Subscribers can be either coarse-grained (if they subscribe to the top-level event type):

import org.springframework.context.event.EventListener;
import org.springframework.stereotype.Service;

@Service
public class SomeSubscriber {
    @EventListener(ObjectUpdatingEvent.class)
    public void on(ObjectUpdatingEvent ev) {
        if(ev.getSource() instanceof ToDoItem) {
            ...
        }
    }
}

or can be fine-grained (by subscribing to specific event subtypes):

import org.springframework.context.event.EventListener;
import org.springframework.stereotype.Service;

@Service
public class SomeSubscriber {
    @EventListener(ToDoItem.ObjectUpdatingEvent.class)
    public void on(ToDoItem.ObjectUpdatingEvent ev) {
        ...
    }
}

Default, Doop and Noop events

If the updatingLifecycleEvent attribute is not explicitly specified (is left as its default value, ObjectUpdatingEvent.Default), then the framework will, by default, post an event.

If this is not required, then the isis.reflector.facet.domainObjectAnnotation.updatingLifecycleEvent.postForDefault configuration property can be set to "false"; this will disable posting.

On the other hand, if the updatingLifecycleEvent has been explicitly specified to some subclass, then an event will be posted. The framework provides ObjectUpdatingEvent.Doop as such a subclass, so setting the updatingLifecycleEvent attribute to this class will ensure that the event to be posted, irrespective of the configuration property setting.

And, conversely, the framework also provides ObjectUpdatingEvent.Noop; if updatingLifecycleEvent attribute is set to this class, then no event will be posted.

updatedLifecycleEvent()

Whenever a (persistent) domain object has been modified and has been updated in the database, an "updated" lifecycle event is fired.

Subscribers subscribe through the EventBusService and can use the event to obtain a reference to the domain object.

The object should not be modified during the updated callback.

By default the event raised is ObjectUpdatedEvent.Default.
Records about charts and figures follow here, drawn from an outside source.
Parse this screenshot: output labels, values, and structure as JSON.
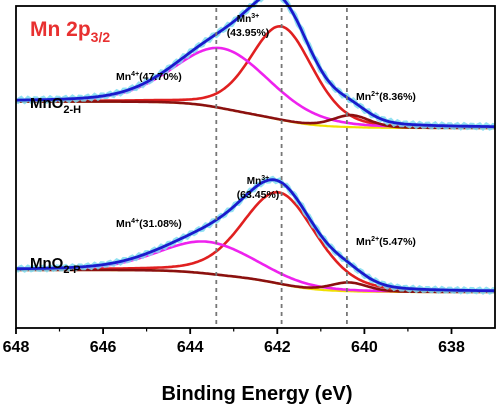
{
  "chart_data": {
    "type": "line",
    "xlabel": "Binding Energy (eV)",
    "xlim": [
      648,
      637
    ],
    "x_reversed": true,
    "xticks": [
      {
        "value": 648,
        "label": "648"
      },
      {
        "value": 646,
        "label": "646"
      },
      {
        "value": 644,
        "label": "644"
      },
      {
        "value": 642,
        "label": "642"
      },
      {
        "value": 640,
        "label": "640"
      },
      {
        "value": 638,
        "label": "638"
      }
    ],
    "title": {
      "base": "Mn 2p",
      "sub": "3/2"
    },
    "reference_lines_ev": [
      643.4,
      641.9,
      640.4
    ],
    "colors": {
      "raw": "#7fdcf0",
      "fit": "#1a1acc",
      "mn3": "#e02020",
      "mn4": "#ee22ee",
      "mn2": "#8b1010",
      "background": "#f0e000",
      "title": "#e83030",
      "refline": "#777777"
    },
    "panels": [
      {
        "label": {
          "base": "MnO",
          "sub": "2-H"
        },
        "annotations": [
          {
            "sup": "3+",
            "pct": "(43.95%)"
          },
          {
            "sup": "4+",
            "pct": "(47.70%)"
          },
          {
            "sup": "2+",
            "pct": "(8.36%)"
          }
        ],
        "peaks": [
          {
            "name": "Mn3+",
            "center": 641.9,
            "height": 0.78,
            "fwhm": 1.7
          },
          {
            "name": "Mn4+",
            "center": 643.25,
            "height": 0.5,
            "fwhm": 2.6
          },
          {
            "name": "Mn2+",
            "center": 640.3,
            "height": 0.1,
            "fwhm": 1.0
          }
        ]
      },
      {
        "label": {
          "base": "MnO",
          "sub": "2-P"
        },
        "annotations": [
          {
            "sup": "3+",
            "pct": "(63.45%)"
          },
          {
            "sup": "4+",
            "pct": "(31.08%)"
          },
          {
            "sup": "2+",
            "pct": "(5.47%)"
          }
        ],
        "peaks": [
          {
            "name": "Mn3+",
            "center": 641.95,
            "height": 0.83,
            "fwhm": 2.0
          },
          {
            "name": "Mn4+",
            "center": 643.6,
            "height": 0.29,
            "fwhm": 2.6
          },
          {
            "name": "Mn2+",
            "center": 640.35,
            "height": 0.08,
            "fwhm": 1.0
          }
        ]
      }
    ],
    "ion_symbol": "Mn",
    "grid": false,
    "legend": "none"
  }
}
For example:

@DomainObject
public class ToDoItemDto {
    ...
}

The purpose of the updatedLifecycleEvent attribute is to allows a custom subclass to be emitted instead. A similar attribute is available for other lifecycle events.

For example:

@DomainObjectLayout(
    updatedLifecycleEvent=ToDoItem.UpdatedEvent.class
)
public class ToDoItem {

    public static class UpdatedEvent extends
        org.apache.isis.applib.events.lifecycle.ObjectUpdatedEvent<ToDoItem> { }

    // ...
}

The benefit is that subscribers can be more targeted as to the events that they subscribe to.

Subscribers

Subscribers (which must be domain services) subscribe to events posted through the EventBusService.
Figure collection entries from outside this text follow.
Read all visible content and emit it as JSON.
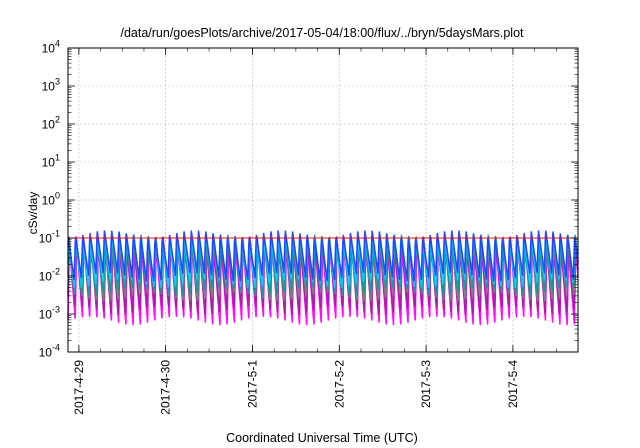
{
  "chart_data": {
    "type": "line",
    "title": "/data/run/goesPlots/archive/2017-05-04/18:00/flux/../bryn/5daysMars.plot",
    "xlabel": "Coordinated Universal Time (UTC)",
    "ylabel": "cSv/day",
    "yscale": "log",
    "ylim": [
      0.0001,
      10000
    ],
    "xlim": [
      "2017-04-28T21:00",
      "2017-05-04T18:00"
    ],
    "grid": true,
    "x_ticks": [
      "2017-4-29",
      "2017-4-30",
      "2017-5-1",
      "2017-5-2",
      "2017-5-3",
      "2017-5-4"
    ],
    "y_ticks": [
      {
        "base": "10",
        "exp": "-4",
        "value": 0.0001
      },
      {
        "base": "10",
        "exp": "-3",
        "value": 0.001
      },
      {
        "base": "10",
        "exp": "-2",
        "value": 0.01
      },
      {
        "base": "10",
        "exp": "-1",
        "value": 0.1
      },
      {
        "base": "10",
        "exp": "0",
        "value": 1
      },
      {
        "base": "10",
        "exp": "1",
        "value": 10
      },
      {
        "base": "10",
        "exp": "2",
        "value": 100
      },
      {
        "base": "10",
        "exp": "3",
        "value": 1000
      },
      {
        "base": "10",
        "exp": "4",
        "value": 10000
      }
    ],
    "orbit_period_hours": 2,
    "series": [
      {
        "color": "#ff00ff",
        "peak": 0.07,
        "trough": 0.0007
      },
      {
        "color": "#a020a0",
        "peak": 0.085,
        "trough": 0.0012
      },
      {
        "color": "#808080",
        "peak": 0.09,
        "trough": 0.0025
      },
      {
        "color": "#00a0a0",
        "peak": 0.1,
        "trough": 0.004
      },
      {
        "color": "#00d0ff",
        "peak": 0.11,
        "trough": 0.006
      },
      {
        "color": "#2040ff",
        "peak": 0.13,
        "trough": 0.01
      },
      {
        "color": "#ff0000",
        "peak": 0.1,
        "trough": 0.1
      }
    ]
  }
}
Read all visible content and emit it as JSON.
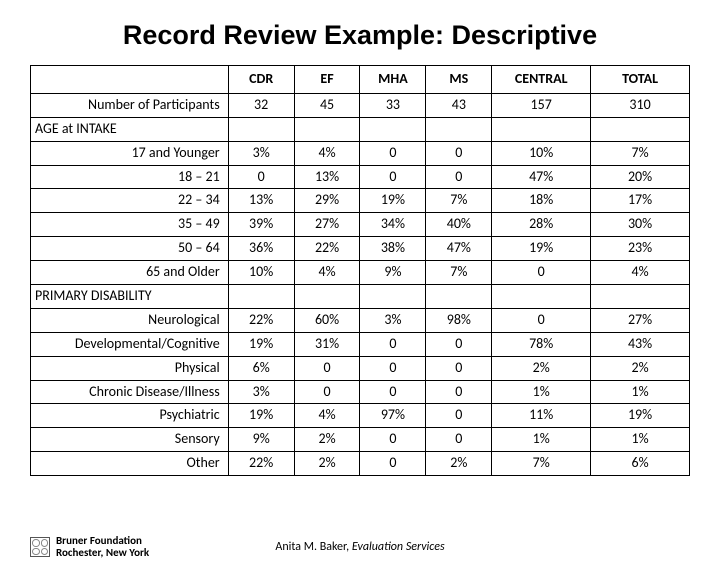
{
  "title": "Record Review Example:  Descriptive",
  "columns": [
    "CDR",
    "EF",
    "MHA",
    "MS",
    "CENTRAL",
    "TOTAL"
  ],
  "rows": [
    {
      "type": "data",
      "label": "Number of Participants",
      "values": [
        "32",
        "45",
        "33",
        "43",
        "157",
        "310"
      ]
    },
    {
      "type": "section",
      "label": "AGE at INTAKE"
    },
    {
      "type": "data",
      "label": "17 and Younger",
      "values": [
        "3%",
        "4%",
        "0",
        "0",
        "10%",
        "7%"
      ]
    },
    {
      "type": "data",
      "label": "18 – 21",
      "values": [
        "0",
        "13%",
        "0",
        "0",
        "47%",
        "20%"
      ]
    },
    {
      "type": "data",
      "label": "22 – 34",
      "values": [
        "13%",
        "29%",
        "19%",
        "7%",
        "18%",
        "17%"
      ]
    },
    {
      "type": "data",
      "label": "35 – 49",
      "values": [
        "39%",
        "27%",
        "34%",
        "40%",
        "28%",
        "30%"
      ]
    },
    {
      "type": "data",
      "label": "50 – 64",
      "values": [
        "36%",
        "22%",
        "38%",
        "47%",
        "19%",
        "23%"
      ]
    },
    {
      "type": "data",
      "label": "65 and Older",
      "values": [
        "10%",
        "4%",
        "9%",
        "7%",
        "0",
        "4%"
      ]
    },
    {
      "type": "section",
      "label": "PRIMARY DISABILITY"
    },
    {
      "type": "data",
      "label": "Neurological",
      "values": [
        "22%",
        "60%",
        "3%",
        "98%",
        "0",
        "27%"
      ]
    },
    {
      "type": "data",
      "label": "Developmental/Cognitive",
      "values": [
        "19%",
        "31%",
        "0",
        "0",
        "78%",
        "43%"
      ]
    },
    {
      "type": "data",
      "label": "Physical",
      "values": [
        "6%",
        "0",
        "0",
        "0",
        "2%",
        "2%"
      ]
    },
    {
      "type": "data",
      "label": "Chronic Disease/Illness",
      "values": [
        "3%",
        "0",
        "0",
        "0",
        "1%",
        "1%"
      ]
    },
    {
      "type": "data",
      "label": "Psychiatric",
      "values": [
        "19%",
        "4%",
        "97%",
        "0",
        "11%",
        "19%"
      ]
    },
    {
      "type": "data",
      "label": "Sensory",
      "values": [
        "9%",
        "2%",
        "0",
        "0",
        "1%",
        "1%"
      ]
    },
    {
      "type": "data",
      "label": "Other",
      "values": [
        "22%",
        "2%",
        "0",
        "2%",
        "7%",
        "6%"
      ]
    }
  ],
  "footer": {
    "org_line1": "Bruner Foundation",
    "org_line2": "Rochester, New York",
    "author": "Anita M. Baker, ",
    "author_org": "Evaluation Services"
  },
  "style": {
    "col_widths_pct": [
      30,
      10,
      10,
      10,
      10,
      15,
      15
    ],
    "border_color": "#000000",
    "background": "#ffffff",
    "title_fontsize": 27,
    "body_fontsize": 14
  }
}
Subscribers can be either coarse-grained (if they subscribe to the top-level event type):

import org.springframework.context.event.EventListener;
import org.springframework.stereotype.Service;

@Service
public class SomeSubscriber {
    @EventListener(ObjectUpdatedEvent.clas)
    public void on(ObjectUpdatedEvent ev) {
        if(ev.getSource() instanceof ToDoItem) {
            ...
        }
    }
}

or can be fine-grained (by subscribing to specific event subtypes):

import org.springframework.context.event.EventListener;
import org.springframework.stereotype.Service;

@Service
public class SomeSubscriber {
    @EventListener(ToDoItem.ObjectUpdatedEvent.class)
    public void on(ToDoItem.ObjectUpdatedEvent ev) {
        ...
    }
}

Default, Doop and Noop events

If the updatedLifecycleEvent attribute is not explicitly specified (is left as its default value, ObjectUpdatedEvent.Default), then the framework will, by default, post an event.
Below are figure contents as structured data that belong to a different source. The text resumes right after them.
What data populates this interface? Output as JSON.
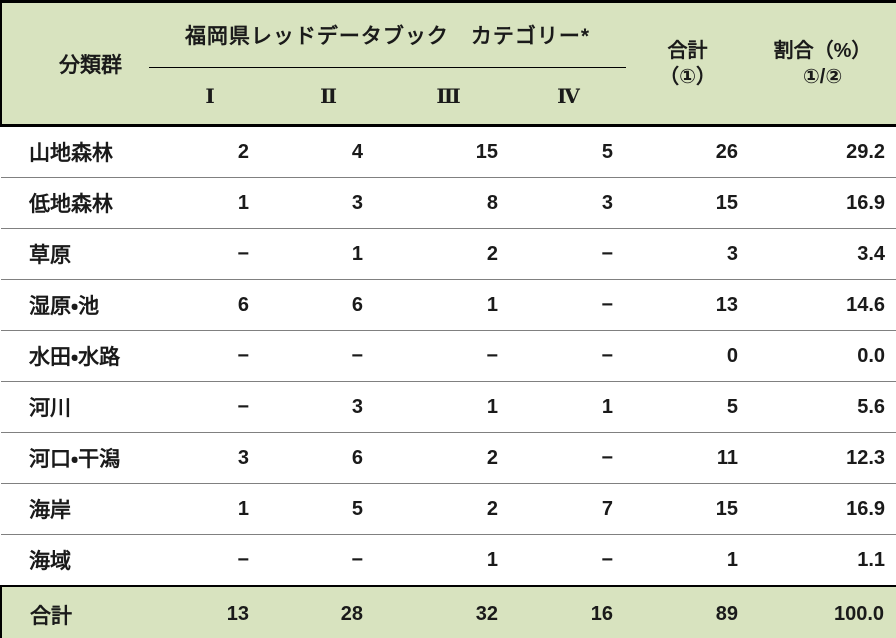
{
  "colors": {
    "band_green": "#d8e3bf",
    "outer_border_black": "#000000",
    "row_separator_gray": "#808080",
    "text_black": "#1a1a1a",
    "body_background": "#ffffff"
  },
  "chart_data": {
    "type": "table",
    "title": "",
    "header": {
      "group_col": "分類群",
      "category_group": "福岡県レッドデータブック　カテゴリー*",
      "category_cols": [
        "Ⅰ",
        "Ⅱ",
        "Ⅲ",
        "Ⅳ"
      ],
      "total_line1": "合計",
      "total_line2": "（①）",
      "ratio_line1": "割合（%）",
      "ratio_line2": "①/②"
    },
    "rows": [
      {
        "label": "山地森林",
        "values": [
          "2",
          "4",
          "15",
          "5",
          "26",
          "29.2"
        ]
      },
      {
        "label": "低地森林",
        "values": [
          "1",
          "3",
          "8",
          "3",
          "15",
          "16.9"
        ]
      },
      {
        "label": "草原",
        "values": [
          "−",
          "1",
          "2",
          "−",
          "3",
          "3.4"
        ]
      },
      {
        "label": "湿原・池",
        "values": [
          "6",
          "6",
          "1",
          "−",
          "13",
          "14.6"
        ]
      },
      {
        "label": "水田・水路",
        "values": [
          "−",
          "−",
          "−",
          "−",
          "0",
          "0.0"
        ]
      },
      {
        "label": "河川",
        "values": [
          "−",
          "3",
          "1",
          "1",
          "5",
          "5.6"
        ]
      },
      {
        "label": "河口・干潟",
        "values": [
          "3",
          "6",
          "2",
          "−",
          "11",
          "12.3"
        ]
      },
      {
        "label": "海岸",
        "values": [
          "1",
          "5",
          "2",
          "7",
          "15",
          "16.9"
        ]
      },
      {
        "label": "海域",
        "values": [
          "−",
          "−",
          "1",
          "−",
          "1",
          "1.1"
        ]
      }
    ],
    "total_row": {
      "label": "合計",
      "values": [
        "13",
        "28",
        "32",
        "16",
        "89",
        "100.0"
      ]
    }
  }
}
If this is not required, then the isis.reflector.facet.domainObjectAnnotation.updatedLifecycleEvent.postForDefault configuration property can be set to "false"; this will disable posting.

On the other hand, if the updatedLifecycleEvent has been explicitly specified to some subclass, then an event will be posted. The framework provides ObjectUpdatedEvent.Doop as such a subclass, so setting the updatedLifecycleEvent attribute to this class will ensure that the event to be posted, irrespective of the configuration property setting.

And, conversely, the framework also provides ObjectUpdatedEvent.Noop; if updatedLifecycleEvent attribute is set to this class, then no event will be posted.